When it came to estrogen receptor-positive tumors, the study found that women who had four or more children had a slightly lower risk for these cancers, whether or not they had breast fed their babies.
The findings were published in September in the Journal of the National Cancer Institute.
Prior research has found that the overall risk of breast cancer may be higher during the first five or 10 years after a woman gives birth, with a reduction in risk after that time. However, this study suggests that the risk for estrogen receptor-negative breast cancer, at least, may persist.
Another key prevention strategy is to promote screening, and that is one of the aims of the Komen African American Initiative in Los Angeles. The organization hosts a number of mobile mammogram clinics in partnership with Watts Healthcare Corp.
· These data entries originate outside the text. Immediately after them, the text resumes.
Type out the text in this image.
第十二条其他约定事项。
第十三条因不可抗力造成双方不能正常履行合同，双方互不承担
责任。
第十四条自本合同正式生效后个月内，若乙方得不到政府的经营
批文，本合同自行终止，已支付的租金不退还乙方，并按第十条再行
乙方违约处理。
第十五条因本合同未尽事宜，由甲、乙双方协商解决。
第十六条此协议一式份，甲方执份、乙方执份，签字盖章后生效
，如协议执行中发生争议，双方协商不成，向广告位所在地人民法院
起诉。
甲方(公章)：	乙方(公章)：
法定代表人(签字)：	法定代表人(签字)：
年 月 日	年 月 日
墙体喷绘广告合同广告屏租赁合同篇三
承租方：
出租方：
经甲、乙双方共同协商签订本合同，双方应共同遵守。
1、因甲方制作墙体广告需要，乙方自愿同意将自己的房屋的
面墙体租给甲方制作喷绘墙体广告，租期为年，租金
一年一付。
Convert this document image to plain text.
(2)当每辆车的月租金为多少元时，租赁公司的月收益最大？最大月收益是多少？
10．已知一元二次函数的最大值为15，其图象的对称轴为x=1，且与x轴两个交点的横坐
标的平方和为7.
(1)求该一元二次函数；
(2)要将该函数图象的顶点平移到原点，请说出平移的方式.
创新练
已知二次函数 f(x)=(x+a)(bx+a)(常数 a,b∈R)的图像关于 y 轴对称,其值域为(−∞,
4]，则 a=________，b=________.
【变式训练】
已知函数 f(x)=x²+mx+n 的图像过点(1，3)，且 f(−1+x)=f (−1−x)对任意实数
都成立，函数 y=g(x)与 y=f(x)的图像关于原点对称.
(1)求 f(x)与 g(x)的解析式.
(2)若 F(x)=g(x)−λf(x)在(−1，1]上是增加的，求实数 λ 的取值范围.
To qualify for a free mammogram, women must be 40 years of age or older, under- or un-insured, and have not had a mammogram in the last year.
To view a list of upcoming events are:
Oct. 6 from 8 a.m.- 2:30 p.m. at Long Beach Rescue Mission, 1335 Pacific Ave., Long Beach.
Oct. 11 from 8 a.m.- 2:30 p.m. at Walton Middle School, 900 W. Greanleaf Dr., Compton.
Oct. 28 from 8 a.m – 2:30 p.m. at Carver Missionary Baptist Church, 5050 S. Hoover St., Los Angeles.
Nov. 3 from 8 a.m.- 2:30 p.m. at Long Beach Rescue Mission, 1335 Pacific Ave., Long Beach.
Nov. 8 from 8 a.m. – 2:30 p.m. at Congregational Church, 2085 S. Hobart Blvd., Los Angles.
Dec. 1 from 8 a.m. – 2:30 p.m. at Long Beach Rescue Mission, 1335 Pacific Ave., Long Beach.
In addition to the mobile clinics, the African American Initiative also features worship pink, which according to Gwen Barker, the organization’s director of mission programs, is one of the biggest efforts. It is a train the trainer campaign that last year helped 66 trainers reach 5,000 others with educational outreach.
For more information on the African American Initiative, contact (310) 575-3011 or (310) 477-7042 during office hours: 9 a.m. to 5 p.m. Monday through Friday.
The initiative also works to educate women. In fact, one bit of information, the organization pushes is the connection between stress and cancer and the high levels of stress that African Americans live under. The initiative also advocates building stress relief into daily life.